Do rozstrzygnięcia zwycięzcy potrzebna była jednak dogrywka, a w 111. minucie gola na wagę triumfu zdobył Bobo. Chwilę później Michael Marrone (zawodnik gości) wyleciał z boiska po tym jak... popchnął chłopca do podawania piłek.
Adrian Mierzejewski spędził na boisku pełne 120 minut i dostał żółtą kartkę. - Jestem bardzo szczęśliwy, ponieważ nie był to łatwy mecz i jest to moje pierwsze trofeum z Sydney FC. Jestem przekonany także, że nie ostatnie.
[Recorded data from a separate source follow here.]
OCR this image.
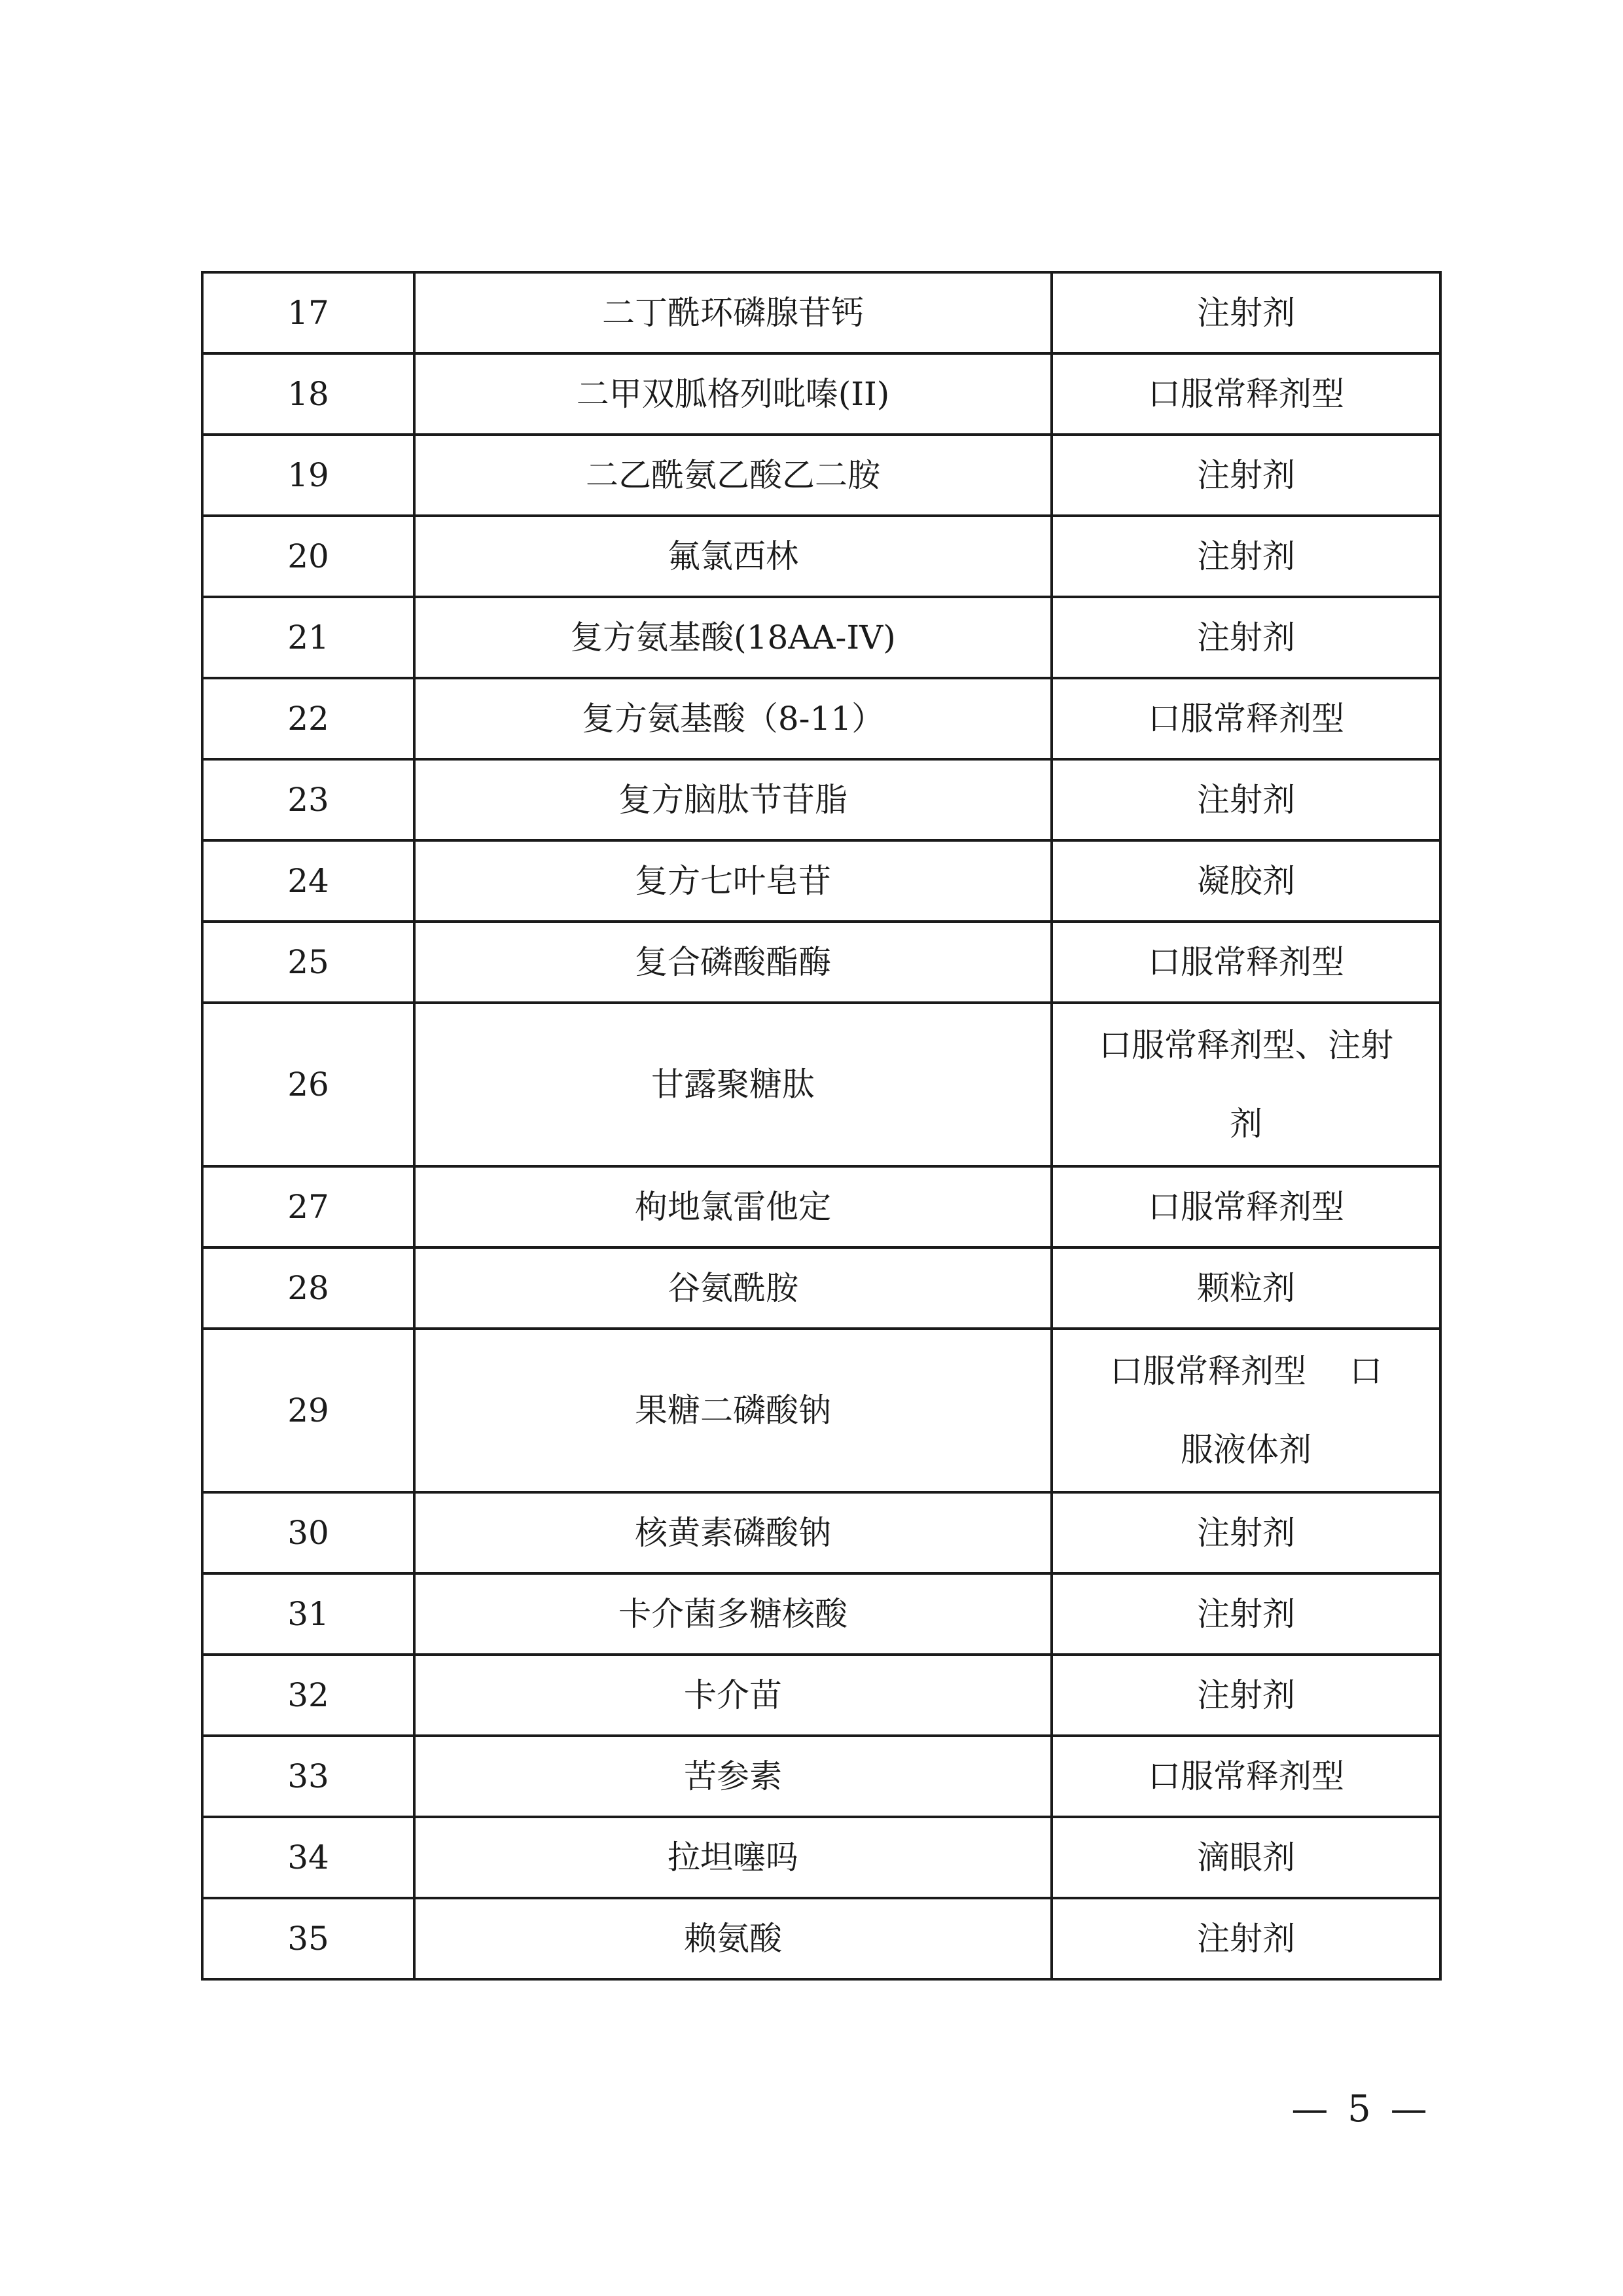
17	二丁酰环磷腺苷钙	注射剂
18	二甲双胍格列吡嗪(II)	口服常释剂型
19	二乙酰氨乙酸乙二胺	注射剂
20	氟氯西林	注射剂
21	复方氨基酸(18AA-IV)	注射剂
22	复方氨基酸（8-11）	口服常释剂型
23	复方脑肽节苷脂	注射剂
24	复方七叶皂苷	凝胶剂
25	复合磷酸酯酶	口服常释剂型
26	甘露聚糖肽	口服常释剂型、注射
剂

27	枸地氯雷他定	口服常释剂型
28	谷氨酰胺	颗粒剂
29	果糖二磷酸钠	口服常释剂型　 口
服液体剂

30	核黄素磷酸钠	注射剂
31	卡介菌多糖核酸	注射剂
32	卡介苗	注射剂
33	苦参素	口服常释剂型
34	拉坦噻吗	滴眼剂
35	赖氨酸	注射剂
— 5 —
Graliśmy bardzo dobrze jako drużyna i każdy zasługuje na miano piłkarza meczu - powiedział polski pomocnik cytowany na Twitterze przez Sydney FC.
W sieci pojawiło się też wideo, na którym widać jak Mierzejewski zabiera kamerę operatorowi i sam nagrywa swoich kolegów, którzy cieszą się ze zdobycia trofeum.
Scenes!!! @adrianmierzej86 has stolen the camera!! #GotTheSet #SydneyIsSkyBlue #FFACupFinal pic.twitter.com/QHFLagiJpa
— Sydney FC (@SydneyFC) 21 listopada 2017
Mierzejewski trafił do Australii latem tego roku. Wcześniej występował m.in. w Arabii Saudyjskiej i Zjednoczonych Emiratach Arabskich.